Keywords:急性期病院、身体拘束、ジレンマ

【目的】急性期病院における身体拘束低減に向けた取り組み実施後の看護師のジレンマの変化を明らかにし、今後の活動に対する示唆を得る。【方法】A 病院に勤務する病棟看護師を対象に、看護倫理や身体拘束の研修会、身体拘束早期解除に向けたカンファレンスを推進し、身体拘束実施に対して感じるジレンマについてのアンケート調査を実施。身体拘束におけるジレンマを自由記載した結果から、ジレンマをカテゴリー分類する。分類したジレンマを前年度のアンケート結果と比較し、変化を明らかにする。倫理的配慮として、得られたデータは個人が特定されないように配慮した。発表にあたり、所属する看護部の許可を得た。本演題発表に関連して開示すべき利益相反関係にある企業等はない。【結果】アンケート回答数 395 名(前年度 359 名)回収率 73%。身体拘束に対するジレンマへの記載数は 396 件(前年度 285 件)。身体拘束に対するジレンマは 9 のカテゴリーと 23 のサブカテゴリーに分類された。記載数の上位順に『身体拘束の判断』『個々の倫理観』『リスク発生への懸念』『医療資源』『治療に関連した身体拘束』『患者の状態』『身体拘束中の看護』『職場風土』であった。前年度に最も記載数が多かった『医療資源』は、「マンパワー不足」が 56 件から 29 件に減少し、新たなサブカテゴリーとして「医療者の都合」が挙げられた。
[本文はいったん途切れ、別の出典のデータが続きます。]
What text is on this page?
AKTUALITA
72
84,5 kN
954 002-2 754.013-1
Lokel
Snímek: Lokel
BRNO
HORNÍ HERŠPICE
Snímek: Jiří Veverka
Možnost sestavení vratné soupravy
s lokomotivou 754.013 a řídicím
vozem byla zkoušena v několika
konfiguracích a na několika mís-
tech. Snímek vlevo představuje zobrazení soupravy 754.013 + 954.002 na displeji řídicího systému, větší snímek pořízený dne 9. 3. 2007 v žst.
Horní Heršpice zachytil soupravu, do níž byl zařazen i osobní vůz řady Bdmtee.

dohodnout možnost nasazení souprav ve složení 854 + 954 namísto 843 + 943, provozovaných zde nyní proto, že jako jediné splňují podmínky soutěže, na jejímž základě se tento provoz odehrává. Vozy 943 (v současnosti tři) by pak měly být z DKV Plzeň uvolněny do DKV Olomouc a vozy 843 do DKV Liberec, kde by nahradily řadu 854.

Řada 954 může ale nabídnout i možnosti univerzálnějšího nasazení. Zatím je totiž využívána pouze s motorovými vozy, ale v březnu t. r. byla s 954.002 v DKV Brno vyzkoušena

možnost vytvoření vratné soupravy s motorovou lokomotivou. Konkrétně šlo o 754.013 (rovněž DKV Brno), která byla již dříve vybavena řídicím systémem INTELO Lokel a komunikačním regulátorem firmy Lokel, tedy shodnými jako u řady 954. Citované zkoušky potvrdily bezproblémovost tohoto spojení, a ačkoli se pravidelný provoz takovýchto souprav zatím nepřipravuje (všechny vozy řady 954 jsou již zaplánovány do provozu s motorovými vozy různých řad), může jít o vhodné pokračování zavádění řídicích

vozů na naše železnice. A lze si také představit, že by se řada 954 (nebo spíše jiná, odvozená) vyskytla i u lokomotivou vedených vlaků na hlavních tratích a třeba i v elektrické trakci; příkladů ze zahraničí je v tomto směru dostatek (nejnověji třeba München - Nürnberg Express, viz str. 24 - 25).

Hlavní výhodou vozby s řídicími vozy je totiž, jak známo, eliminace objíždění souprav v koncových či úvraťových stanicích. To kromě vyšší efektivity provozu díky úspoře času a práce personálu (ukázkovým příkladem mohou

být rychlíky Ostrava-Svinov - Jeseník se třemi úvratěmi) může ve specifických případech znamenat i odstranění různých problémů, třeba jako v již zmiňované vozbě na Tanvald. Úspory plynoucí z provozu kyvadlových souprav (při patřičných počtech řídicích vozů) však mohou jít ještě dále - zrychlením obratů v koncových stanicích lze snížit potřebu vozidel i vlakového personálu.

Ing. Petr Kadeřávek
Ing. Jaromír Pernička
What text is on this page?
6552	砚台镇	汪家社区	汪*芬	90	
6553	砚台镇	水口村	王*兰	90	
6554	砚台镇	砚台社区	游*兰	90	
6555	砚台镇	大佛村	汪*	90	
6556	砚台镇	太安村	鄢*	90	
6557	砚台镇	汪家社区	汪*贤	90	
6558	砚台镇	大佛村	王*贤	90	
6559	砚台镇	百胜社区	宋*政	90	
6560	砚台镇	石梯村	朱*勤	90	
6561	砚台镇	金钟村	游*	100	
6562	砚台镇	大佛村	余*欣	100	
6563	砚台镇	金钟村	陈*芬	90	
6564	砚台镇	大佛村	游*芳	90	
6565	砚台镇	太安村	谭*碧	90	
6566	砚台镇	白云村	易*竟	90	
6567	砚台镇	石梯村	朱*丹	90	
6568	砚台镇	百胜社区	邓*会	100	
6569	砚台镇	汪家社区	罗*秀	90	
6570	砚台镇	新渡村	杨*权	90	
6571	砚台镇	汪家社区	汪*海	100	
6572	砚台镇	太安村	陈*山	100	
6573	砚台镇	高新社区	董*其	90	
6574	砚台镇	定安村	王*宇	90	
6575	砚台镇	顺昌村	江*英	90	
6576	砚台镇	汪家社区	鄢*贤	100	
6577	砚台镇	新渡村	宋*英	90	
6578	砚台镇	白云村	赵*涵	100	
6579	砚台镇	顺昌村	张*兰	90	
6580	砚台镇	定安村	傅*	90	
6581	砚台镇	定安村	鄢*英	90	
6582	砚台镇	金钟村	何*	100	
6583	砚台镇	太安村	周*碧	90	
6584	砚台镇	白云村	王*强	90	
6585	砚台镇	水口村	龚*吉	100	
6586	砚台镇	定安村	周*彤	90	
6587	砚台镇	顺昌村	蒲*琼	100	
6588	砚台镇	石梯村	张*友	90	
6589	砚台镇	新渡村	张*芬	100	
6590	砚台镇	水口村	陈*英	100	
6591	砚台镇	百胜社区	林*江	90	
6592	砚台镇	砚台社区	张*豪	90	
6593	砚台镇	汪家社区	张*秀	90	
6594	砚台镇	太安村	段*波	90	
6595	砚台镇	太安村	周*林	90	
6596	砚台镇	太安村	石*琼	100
記載数が増えたサブカテゴリーは「患者の希望が叶えられないことへの葛藤」「身体拘束開始・解除の判断」「治療を優先とする身体拘束」などであった。【考察】ジレンマに対する記載数は前年度を上回り、身体拘束に対する意識の高まりを意味していると考える。これまでの医療優先の環境や忙しさを理由に、身体拘束をやむを得ずとしていた風潮から、「医療者の都合」「治療を優先する身体拘束」に対してジレンマを抱え、「患者の希望を叶えられないことへの葛藤」を感じる看護師が増えている。このことから、急性期病院であっても身体拘束を当たり前とせず、患者の希望を叶えたいと考える看護師が育ってきていることが推測され、教育的な関わりの成果であると考えられる。しかし、カンファレンスを行っていても「身体拘束開始・解除の判断」に迷うスタッフが増えていることから、身体拘束開始・解除の判断基準が明確でないことを意味しており、院内システムの整備が必要であることが示唆された。